Es ist zwar ausgezeichnet und gereichte jeder Küche zu Ehre, doch löst es sich nicht aus dem Schatten seines Vorgängers: Rotweinbirne, zweierlei Mousse au Chocolat, hausgemachtes Brombeersorbet.
Erneut ein schöner, weißer Teller mit rauer Oberfläche, erneut schön angerichtet - auch wenn ein Blättchen Minze (oder anderes Grün) dem Ensemble optisch gut getan hätte. Jede einzelne Komponente dieses Tellers ist hervorragend, doch mir persönlich gefällt die weiße Mousse besonders gut. Ein würdiges Finale eines ausgezeichneten Überraschungsmenüs.
Martin Kandlbinder |
Der Chef persönlich schaut an unserem Tisch vorbei, setzt sich, auf unsere Aufforderung hin, zu uns und wir plaudern über Gott, Wein und sein Menü.
Auf der Heimfahrt merken die Zangs an, dass dieser Martin Kandlbinder ihnen gefalle: so überhaupt nicht eingebildet und großspurig komme er daher, sagen sie; bodenständig wirke er auf sie, leidenschaftlich in seinem Tun und ein Könner seines Fachs. Beinahe könnte man ihn für einen Franken halten, füge ich augenzwinkernd hinzu und wir lachen ...
Für mich gilt nach wie vor: Die Einkehr zur alten Post in Ponholz zählt zu den besten Restaurants der Oberpfalz. Die Küche verdient - meine Meinung - noch mehr als vordem, mehr als das bereits erreichte Niveau Bib Gourmand, nämlich einen Stern im Guide Michelin.

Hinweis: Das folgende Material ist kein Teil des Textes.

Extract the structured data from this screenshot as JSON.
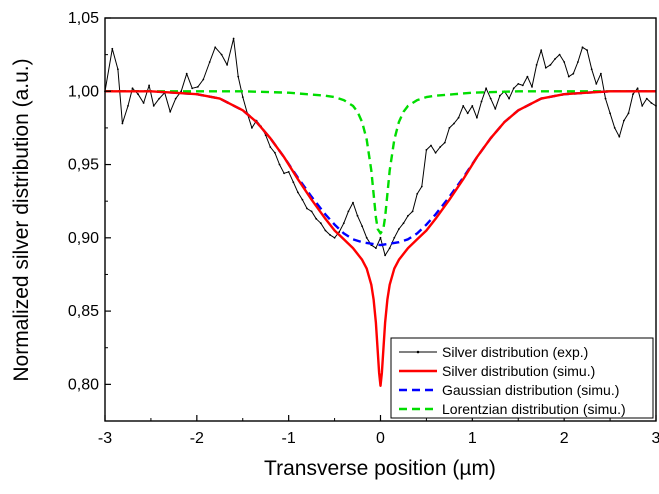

Ist dessen Testern Kandlbinders Küche womöglich eine Spur zu klassisch-konservativ? Heute dominierte meinem persönlichen Empfinden nach der Einfluss französischer Küche, doch waren die kandlbindertypischen asiatischen Einsprengsel erneut klar erkennbar. Die Qualität der Zutaten ist über jeden Zweifel erhaben, ebenso ihre Verarbeitung und Verwendung. Martin Kandlbinder beherrscht sein Metier aus dem FF und keine Mühe scheint ihm zu groß, nach der hohen französischen Schule zu verfahren. Die hat einst ein Francois Pierre de La Varenne (1618-1678) begründet, der das Optimum an Aromendichte aus den Lebensmitteln zu kitzeln trachtete. "Wenn ich eine Kohlsuppe esse, möchte ich, dass sie nach Kohl schmeckt", formuliert La Varenne in seinem 1651 erschienenen Kochbuch Le Cusinier francois - bei Martin Kandlbinder schmeckt jede Komponente aufregend präzise nach sich selbst.
Möglicherweise steht dem Stern auch im Wege, dass sich bestimmte Lebensmittel im Lauf der Zeit wiederholen und man der Küche das als Kreativitätsdefizit auslegt ...? Topinamburcreme, Pak Choi und Perlzwiebeln spielten auch im Februar 2017 eine Rolle (in Kombination mit Skrei-Filet und Curryschaum), als ich erstmals hier aß. Ich persönlich mag diese Komponenten, aber ich lege vermutlich nicht die Messlatte der Profis vom Guide Michelin an eine Küche an.
Das Preisgefüge in der Alten Post ist fair, das Ambiente stilvoll und gediegen und zum Abschluss will und muss ich den Service hervorheben: Besser als die Dame, die uns durch den Abend begleitet hat, kann eine Servicekraft ihren Beruf nicht ausüben: Ruhig, stets präsent und freundlich: Eine perfekte Co-Gastgeberin mit einer Leistung ohne jeden Makel. So wünscht man sich das als Gast in einem gehobenen Restaurant, so kehrt man gerne künftig wieder hier ein.